Distributed Denial of Service (DDoS) attacks can take multiple forms that disrupt the regular operation of a site or online service. Last week, the largest DDoS on record hit the Internet leveraging what is known as a DNS Amplification attack.
The U.S. Government's US-CERT is now warning about the risks associated with DNS Amplification attacks and providing some guidance on how they can be mitigated.
DNS servers provide the core infrastructure for the Internet that help to direct traffic to the correct IP address location. In a DNS Amplification attack, the attacker takes advantage of misconfiguration in a DNS server in order to flood a server with DNS response traffic, creating a DDoS condition.
The weak link in the DNS chain that enables the amplification attack is a misconfigured open recursive DNS server. The root cause of the misconfiguration is that the recursive DNS server is not set to only respond to local queries and instead is open to queries from any system.https://o1.qnsr.com/log/p.gif?;n=203;c=204650394;s=9477;x=7936;f=201801171506010;u=j;z=TIMESTAMP;a=20392931;e=i
"The basic attack technique consists of an attacker sending a DNS name lookup request to an open recursive DNS server with the source address spoofed to be the victim's address," US-CERT explains. "When the DNS server sends the DNS record response, it is sent instead to the victim. Because the size of the response is typically considerably larger than the request, the attacker is able to amplify the volume of traffic directed at the victim. "
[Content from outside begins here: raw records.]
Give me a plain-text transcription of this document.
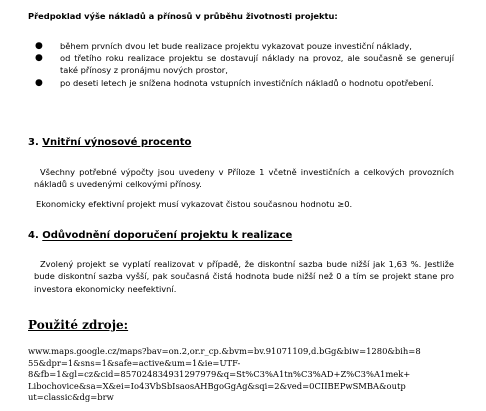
Předpoklad výše nákladů a přínosů v průběhu životnosti projektu:
● během prvních dvou let bude realizace projektu vykazovat pouze investiční náklady,
● od třetího roku realizace projektu se dostavují náklady na provoz, ale současně se generují také přínosy z pronájmu nových prostor,
● po deseti letech je snížena hodnota vstupních investičních nákladů o hodnotu opotřebení.
3. Vnitřní výnosové procento
Všechny potřebné výpočty jsou uvedeny v Příloze 1 včetně investičních a celkových provozních nákladů s uvedenými celkovými přínosy.
Ekonomicky efektivní projekt musí vykazovat čistou současnou hodnotu ≥0.
4. Odůvodnění doporučení projektu k realizace
Zvolený projekt se vyplatí realizovat v případě, že diskontní sazba bude nižší jak 1,63 %. Jestliže bude diskontní sazba vyšší, pak současná čistá hodnota bude nižší než 0 a tím se projekt stane pro investora ekonomicky neefektivní.
Použité zdroje:
www.maps.google.cz/maps?bav=on.2,or.r_cp.&bvm=bv.91071109,d.bGg&biw=1280&bih=8
55&dpr=1&sns=1&safe=active&um=1&ie=UTF-
8&fb=1&gl=cz&cid=857024834931297979&q=St%C3%A1tn%C3%AD+Z%C3%A1mek+
Libochovice&sa=X&ei=Io43VbSbIsaosAHBgoGgAg&sqi=2&ved=0CIIBEPwSMBA&outp
ut=classic&dg=brw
Attackers can enhance the DNS Amplification attack further if they have a botnet which is then able to make even more DNS requests, increasing the size of the DDoS attack.
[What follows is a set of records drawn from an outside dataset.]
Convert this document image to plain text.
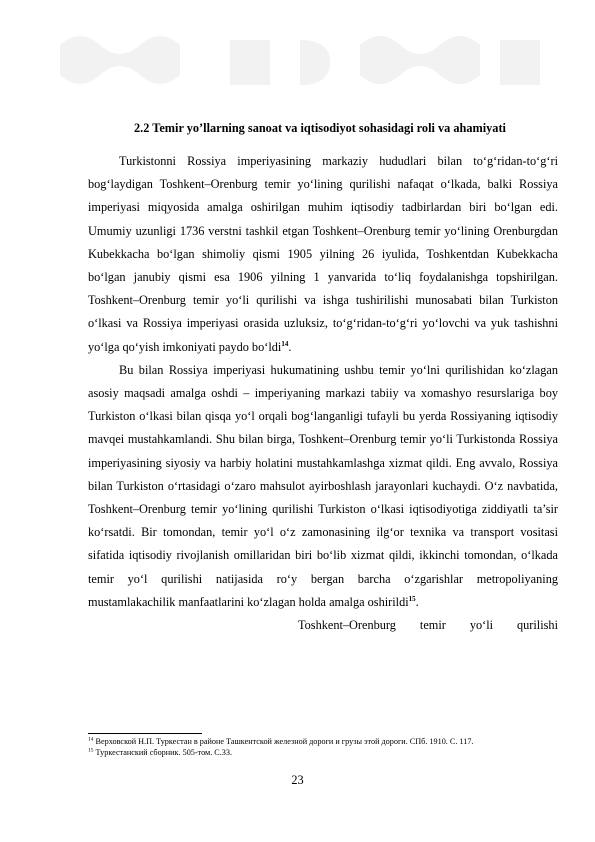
2.2 Temir yo’llarning sanoat va iqtisodiyot sohasidagi roli va ahamiyati

Turkistonni Rossiya imperiyasining markaziy hududlari bilan to‘g‘ridan-to‘g‘ri bog‘laydigan Toshkent–Orenburg temir yo‘lining qurilishi nafaqat o‘lkada, balki Rossiya imperiyasi miqyosida amalga oshirilgan muhim iqtisodiy tadbirlardan biri bo‘lgan edi. Umumiy uzunligi 1736 verstni tashkil etgan Toshkent–Orenburg temir yo‘lining Orenburgdan Kubekkacha bo‘lgan shimoliy qismi 1905 yilning 26 iyulida, Toshkentdan Kubekkacha bo‘lgan janubiy qismi esa 1906 yilning 1 yanvarida to‘liq foydalanishga topshirilgan. Toshkent–Orenburg temir yo‘li qurilishi va ishga tushirilishi munosabati bilan Turkiston o‘lkasi va Rossiya imperiyasi orasida uzluksiz, to‘g‘ridan-to‘g‘ri yo‘lovchi va yuk tashishni yo‘lga qo‘yish imkoniyati paydo bo‘ldi$^{14}$.

Bu bilan Rossiya imperiyasi hukumatining ushbu temir yo‘lni qurilishidan ko‘zlagan asosiy maqsadi amalga oshdi – imperiyaning markazi tabiiy va xomashyo resurslariga boy Turkiston o‘lkasi bilan qisqa yo‘l orqali bog‘langanligi tufayli bu yerda Rossiyaning iqtisodiy mavqei mustahkamlandi. Shu bilan birga, Toshkent–Orenburg temir yo‘li Turkistonda Rossiya imperiyasining siyosiy va harbiy holatini mustahkamlashga xizmat qildi. Eng avvalo, Rossiya bilan Turkiston o‘rtasidagi o‘zaro mahsulot ayirboshlash jarayonlari kuchaydi. O‘z navbatida, Toshkent–Orenburg temir yo‘lining qurilishi Turkiston o‘lkasi iqtisodiyotiga ziddiyatli ta’sir ko‘rsatdi. Bir tomondan, temir yo‘l o‘z zamonasining ilg‘or texnika va transport vositasi sifatida iqtisodiy rivojlanish omillaridan biri bo‘lib xizmat qildi, ikkinchi tomondan, o‘lkada temir yo‘l qurilishi natijasida ro‘y bergan barcha o‘zgarishlar metropoliyaning mustamlakachilik manfaatlarini ko‘zlagan holda amalga oshirildi$^{15}$.

Toshkent–Orenburg temir yo‘li qurilishi

$^{14}$ Верховской Н.П. Туркестан в районе Ташкентской железной дороги и грузы этой дороги. СПб. 1910. С. 117.
$^{15}$ Туркестанский сборник. 505-том. С.33.
23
Incorrectly configured recursive DNS servers are not a new phenomena on the Internet. Back in 2007, DNS services vendor Infoblox found that over half of the DNS servers it surveyed at the time, were wide open to recursive queries from anywhere.
Matthew Prince, co-founder and CEO of CloudFlare, the Content Delivery Network at the center of the massive DDoS attack last week is among those that has been highlighting the risks of open recursive DNS resolvers.
"Unlike traditional botnets which could only generate limited traffic because of the modest Internet connections and home PCs they typically run on, these open resolvers are typically running on big servers with fat pipes," Prince wrote. "They are like bazookas and the events of the last week have shown the damage they can cause."
The Open Resolver Project (openresolverproject.org) has collected a list of 27 million open DNS resolvers that respond to queries. In their estimation, 25 million of those resolvers represent a risk to the Internet.
IT administrators can use the OpenResolver site to search their IP space to see if they have an open recursive resolver that the project has already publicly indexed. A similar tool is available from The Measurement Factory with its Open Resolver Test (http://dns.measurement-factory.com/cgi-bin/openresolvercheck.pl/). DNSInspect (http://www.dnsinspect.com/) also provides an online tool for administrators to check for misconfigured DNS servers.
The first step in preventing and mitigating against the risks of DNS Amplification attacks is to properly configure recursive DNS servers.
US-CERT advises that many DNS servers are intended to only be used for a single domain and should not enable recursion at all.
"For DNS servers that are deployed within an organization or ISP to support name queries on behalf of a client, the resolver should be configured to only allow queries on behalf of authorized clients," US-CERT advises. "These requests should typically only come from clients within the organization’s network address range."
Going a step further, DNS Amplification attacks use spoofed IP addresses. US-CERT suggests that Internet Service Providers deny any DNS traffic with spoofed addresses. The suggestion that ISPs deny spoofed IP addresses is not a new idea. The IETF issued a 'Best Current Practice' document in 2000, advising ISPs to filter traffic for forged IP addresses.